Ironically, the man under whose mandate the building went ahead is Desidério Silva, currently head of the Algarve’s tourism board.
Desidério, as he is known locally, enjoyed three mandates as mayor of Albufeira – leaving the borough before the end of the last in what opposition councillors claimed at the time was “organisational chaos”.
Earlier this year he was in court in Portimão over alleged crimes of prevarication and falsification of documents relating to another property (click here). He told journalists camped outside Portimão court at the time that he did not commit any crimes, and that his “conscience was clear”.
This is an almost verbatim explanation to the one Desidério Silva gave DN journalist Miguel Ferreira who reports that 28 homes – some of which cost as much as €150,000 – are now under threat of demolition.

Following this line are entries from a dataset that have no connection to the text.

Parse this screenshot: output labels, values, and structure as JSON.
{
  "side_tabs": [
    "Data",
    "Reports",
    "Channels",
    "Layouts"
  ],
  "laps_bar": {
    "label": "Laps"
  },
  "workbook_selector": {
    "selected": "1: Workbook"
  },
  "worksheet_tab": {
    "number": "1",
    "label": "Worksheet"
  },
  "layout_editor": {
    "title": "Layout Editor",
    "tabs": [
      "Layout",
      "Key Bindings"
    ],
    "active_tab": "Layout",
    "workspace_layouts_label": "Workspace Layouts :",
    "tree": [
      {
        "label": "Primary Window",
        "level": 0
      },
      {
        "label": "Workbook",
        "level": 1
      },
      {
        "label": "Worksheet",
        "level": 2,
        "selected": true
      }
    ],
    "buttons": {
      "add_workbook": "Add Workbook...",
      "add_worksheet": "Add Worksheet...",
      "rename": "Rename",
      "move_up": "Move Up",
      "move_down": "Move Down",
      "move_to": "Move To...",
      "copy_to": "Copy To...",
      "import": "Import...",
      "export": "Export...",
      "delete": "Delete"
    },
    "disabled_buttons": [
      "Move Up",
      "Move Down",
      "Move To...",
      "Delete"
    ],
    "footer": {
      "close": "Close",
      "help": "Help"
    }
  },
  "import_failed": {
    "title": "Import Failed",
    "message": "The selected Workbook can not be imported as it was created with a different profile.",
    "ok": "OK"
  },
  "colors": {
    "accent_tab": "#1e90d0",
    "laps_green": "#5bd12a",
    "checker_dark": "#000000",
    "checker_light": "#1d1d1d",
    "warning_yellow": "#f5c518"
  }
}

As Andreia Guerreiro – one of the many householders who faces losing their only home – explained, residents have been caught completely unawares.
“We were never informed of this court case”, she told DN. “We only received notification from the council on Tuesday to say our (habitation) licences had expired two years ago. Why is it that we never received this information before? And why did we have to go on paying IMI (rates)?” she queried.
On a much more emotional level, Andreia Guerreiro explained that she had a 40-year mortgage on the apartment she shares with her partner and six-year-old child.
“I have paid 10 years”, she told the paper. “There are 30 more to go, and I have been told that even if my home is demolished, I will have to keep paying…”
The desperate situation has spurred householders into joining forces and hiring a lawyer to move forwards with a judicial embargo (providência cautelar).
As DN explains, there is a legal precedent that stands in residents’ favour.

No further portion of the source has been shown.